100人居て100人が美人だと断言する美女から抱きしめられたのだ。それも、Lカップという超特大バストに包まれるようにして。
血気盛んな若人ならば、思わず鼻血が出てしまうほどのフェロモンに包まれて、平気でいられる男など皆無であった。
「店長さん……ナイスアシスト!!」
そのうえ、当の千賀子が感動してむにゅむにゅ押し付けるから、余計に……当然ながら、だ。
膨らみの隙間から零れ出る店長の顔は、それはもうだらしない感じになるわけで。
それを見ていた奥さん(店員)の目じりが瞬く間に吊りあがってゆく。この頃もそうだけど、夫婦で店を経営しているなんてのは、ごくありふれた光景であった。
「……秋山オーナー。そこらへんに──」
「奥さんも、ナイスアシスト!!」
これまた当たり前ながら、嫉妬で怒りを滲ませた奥さんが来たのだけど……千賀子の前では通じなかった。

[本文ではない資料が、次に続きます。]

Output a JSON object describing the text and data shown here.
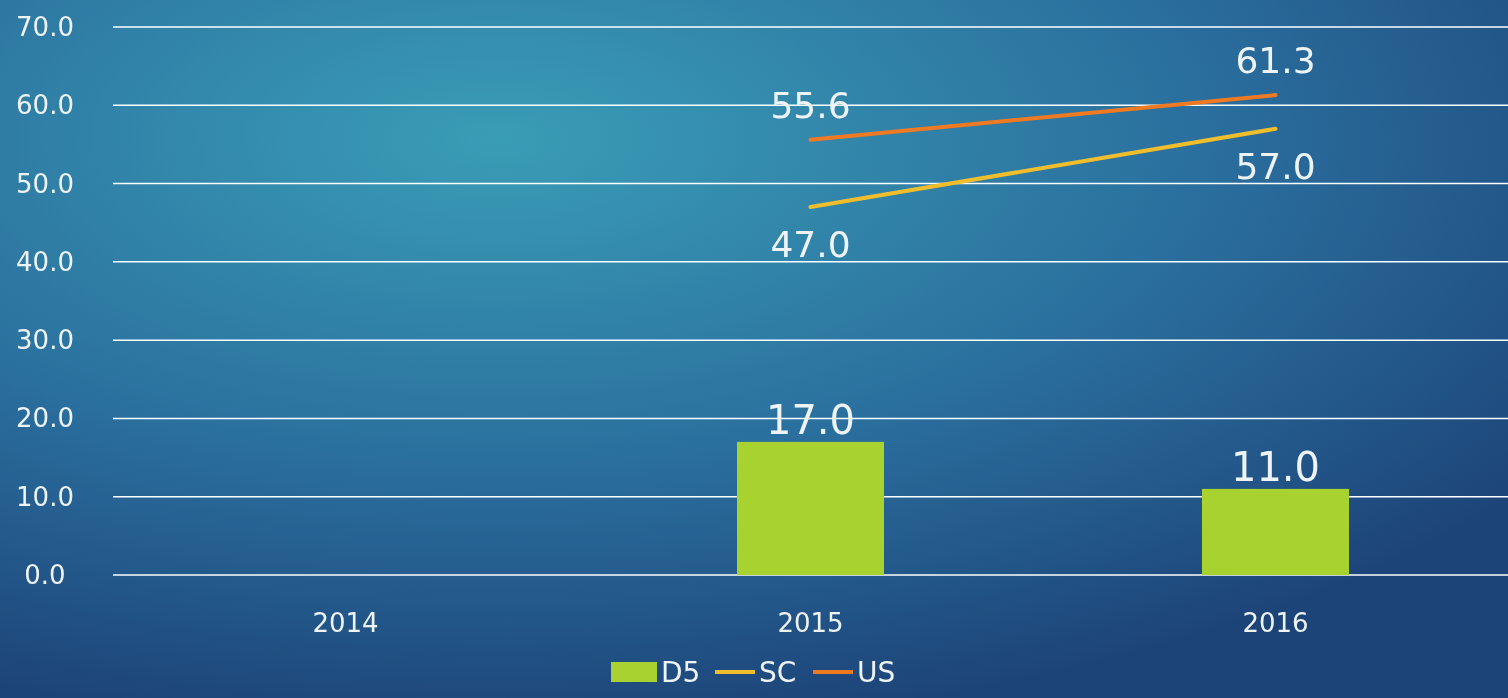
{
  "chart_data": {
    "type": "bar",
    "categories": [
      "2014",
      "2015",
      "2016"
    ],
    "series": [
      {
        "name": "D5",
        "color": "#a8d22f",
        "values": [
          null,
          17,
          11
        ],
        "value_labels": [
          null,
          "17.0",
          "11.0"
        ]
      },
      {
        "name": "SC",
        "type": "line",
        "color": "#f0be2c",
        "values": [
          null,
          47,
          57
        ],
        "value_labels": [
          null,
          "47.0",
          "57.0"
        ]
      },
      {
        "name": "US",
        "type": "line",
        "color": "#f07a22",
        "values": [
          null,
          55.6,
          61.3
        ],
        "value_labels": [
          null,
          "55.6",
          "61.3"
        ]
      }
    ],
    "ylim": [
      0,
      70
    ],
    "yticks": [
      {
        "value": 0,
        "label": "0.0"
      },
      {
        "value": 10,
        "label": "10.0"
      },
      {
        "value": 20,
        "label": "20.0"
      },
      {
        "value": 30,
        "label": "30.0"
      },
      {
        "value": 40,
        "label": "40.0"
      },
      {
        "value": 50,
        "label": "50.0"
      },
      {
        "value": 60,
        "label": "60.0"
      },
      {
        "value": 70,
        "label": "70.0"
      }
    ],
    "grid": "y",
    "legend": "bottom",
    "marker": "none",
    "line_style": "solid"
  }
}
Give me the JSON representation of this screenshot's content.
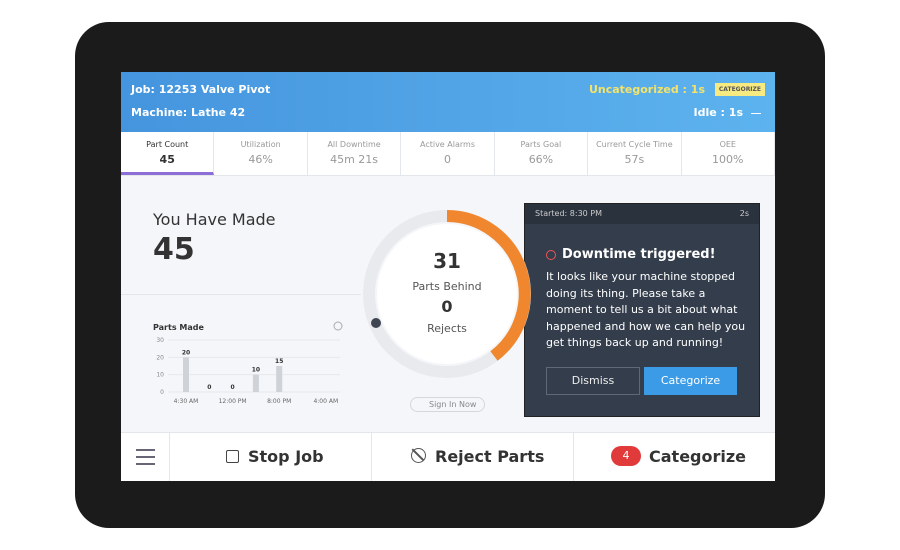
{
  "header": {
    "job": "Job: 12253 Valve Pivot",
    "machine": "Machine: Lathe 42",
    "uncategorized": "Uncategorized : 1s",
    "categorize_tag": "CATEGORIZE",
    "idle": "Idle : 1s"
  },
  "tabs": [
    {
      "label": "Part Count",
      "value": "45"
    },
    {
      "label": "Utilization",
      "value": "46%"
    },
    {
      "label": "All Downtime",
      "value": "45m 21s"
    },
    {
      "label": "Active Alarms",
      "value": "0"
    },
    {
      "label": "Parts Goal",
      "value": "66%"
    },
    {
      "label": "Current Cycle Time",
      "value": "57s"
    },
    {
      "label": "OEE",
      "value": "100%"
    }
  ],
  "made": {
    "title": "You Have Made",
    "value": "45"
  },
  "parts_chart": {
    "type": "bar",
    "title": "Parts Made",
    "values": [
      20,
      0,
      0,
      10,
      15
    ],
    "ylim": [
      0,
      30
    ],
    "yticks": [
      0,
      10,
      20,
      30
    ],
    "x_labels": [
      "4:30 AM",
      "12:00 PM",
      "8:00 PM",
      "4:00 AM"
    ]
  },
  "gauge": {
    "behind_value": "31",
    "behind_label": "Parts Behind",
    "rejects_value": "0",
    "rejects_label": "Rejects",
    "sign_in": "Sign In Now"
  },
  "modal": {
    "started": "Started: 8:30 PM",
    "elapsed": "2s",
    "title": "Downtime triggered!",
    "body": "It looks like your machine stopped doing its thing. Please take a moment to tell us a bit about what happened and how we can help you get things back up and running!",
    "dismiss": "Dismiss",
    "categorize": "Categorize"
  },
  "footer": {
    "stop": "Stop Job",
    "reject": "Reject Parts",
    "badge": "4",
    "categorize": "Categorize"
  }
}
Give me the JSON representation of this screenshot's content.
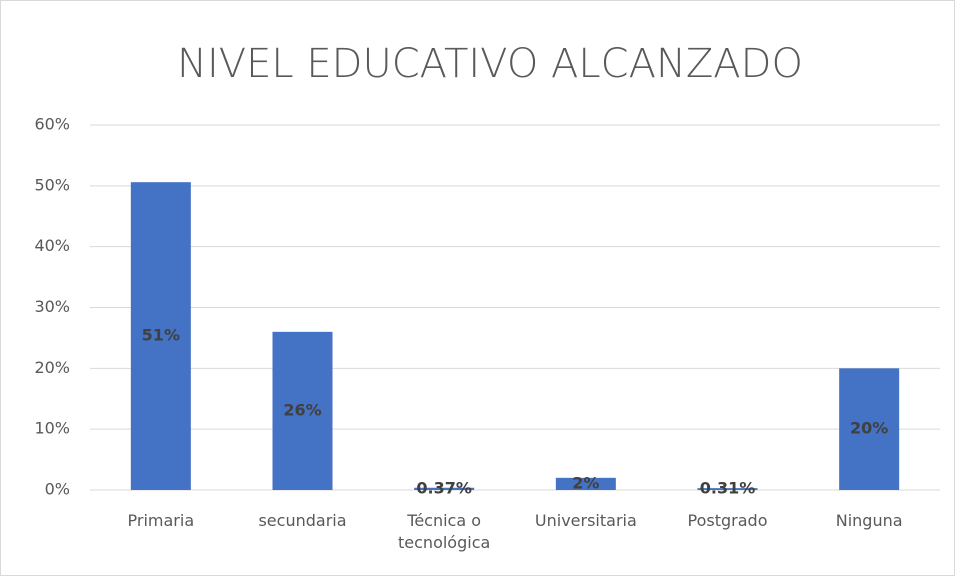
{
  "chart_data": {
    "type": "bar",
    "title": "NIVEL EDUCATIVO ALCANZADO",
    "categories": [
      "Primaria",
      "secundaria",
      "Técnica o tecnológica",
      "Universitaria",
      "Postgrado",
      "Ninguna"
    ],
    "values": [
      50.6,
      26,
      0.37,
      2,
      0.31,
      20
    ],
    "value_labels": [
      "51%",
      "26%",
      "0.37%",
      "2%",
      "0.31%",
      "20%"
    ],
    "color": "#4472c4",
    "ylim": [
      0,
      60
    ],
    "yticks": [
      {
        "value": 0,
        "label": "0%"
      },
      {
        "value": 10,
        "label": "10%"
      },
      {
        "value": 20,
        "label": "20%"
      },
      {
        "value": 30,
        "label": "30%"
      },
      {
        "value": 40,
        "label": "40%"
      },
      {
        "value": 50,
        "label": "50%"
      },
      {
        "value": 60,
        "label": "60%"
      }
    ],
    "grid": true
  }
}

なんと、千賀子さん……奥さんをも捕まえて、ダブルでむにゅむにゅするわけである。
これには、同性である奥さんも困惑した。
と、同時に、己のモノとは根本から異なる圧倒的な母性の象徴に、思わず身体の力が抜け……そして、理解した。
こ、これが、世界の秋山千賀子のπなのか、と。
あまりの破壊力に、一瞬にして奥さんの怒りも溶けてしまった。まあ、解放された直後、軽く旦那の腕をギュッと抓まれたくらいはしたのだけど、その程度であった。
ああ、恐ろしきは、Lカップの母性。
たまたま目撃していた者たちは『な、なんて羨ましいんだ』と思いつつも、同性ですら一瞬で虜にしてしまったソレを見て、ごくりと戦慄に喉を鳴らしたのであった。